By Erik Galicia
It has been seven months since businesses shut down, people began suffocating to death and the world changed for the long run.
Yes, COVID-19 is here to stay. One of the main reasons it seems like it will never die is our uncoordinated response.
Take a look around the world. Several developed countries, even ones hit hard by coronavirus early on, began a coordinated reopening long ago.
Germany, like the United States, runs on a federal system that delegates much of its governmental decisions to provinces and local municipalities. Like in the U.S., there was bickering and blame thrown around. But Chancellor Angela Merkel issued a science-based emergency federal mandate on COVID-19 safety all the way back in March.
German children were back in school at the start of the fall 2020 semester.
But there’s no place like home, where the president calls a virus that has killed over one million people worldwide a “Democratic hoax” and ends up catching it himself — don’t take his word for it though, he’d fake a heart attack to get you to forget about the $750 he paid in taxes a few years ago.
The problem here is the rise of the fringes of society into the mainstream. While the left and right exist everywhere, science is not as politicized in other countries as it is here. For example, scientists in other countries can lean right and still agree that climate change is real. In the good ol’ USA, “science is the devil” is now a prevalent belief.

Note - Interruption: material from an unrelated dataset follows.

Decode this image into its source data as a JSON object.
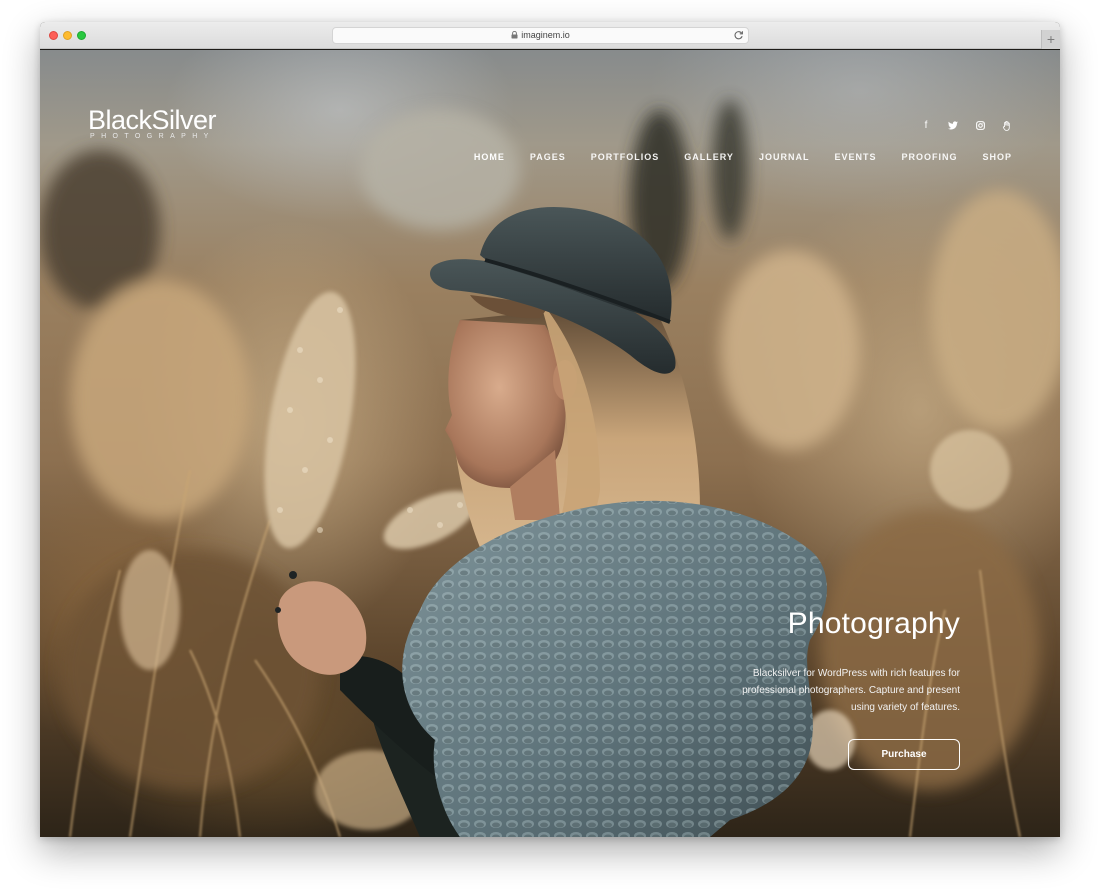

President Donald Trump — the demagogue with a personality cult comparable to that of Jim Jones — failed to issue a federal mandate on masks, social distancing and other precautionary measures, instead allowing states, counties and cities to decide for themselves. The move was well-played when considering his motives: reinforce that Trump means freedom and Democrats mean totalitarianism.
Different states have taken different paths, as have cities and counties, due to the lack of leadership from the top. The fear of an overbearing federal government is perfectly rational and exists on both sides of the political aisle, but we are living through a pandemic. If anything should have united our country, it should have been our COVID-19 response.
No one wants to be home. It is a fact that working class people are struggling financially and we should be finding ways to return to work as quickly as possible. But, without a uniform effort — and with winter around the corner — experts say we will continue to see setbacks.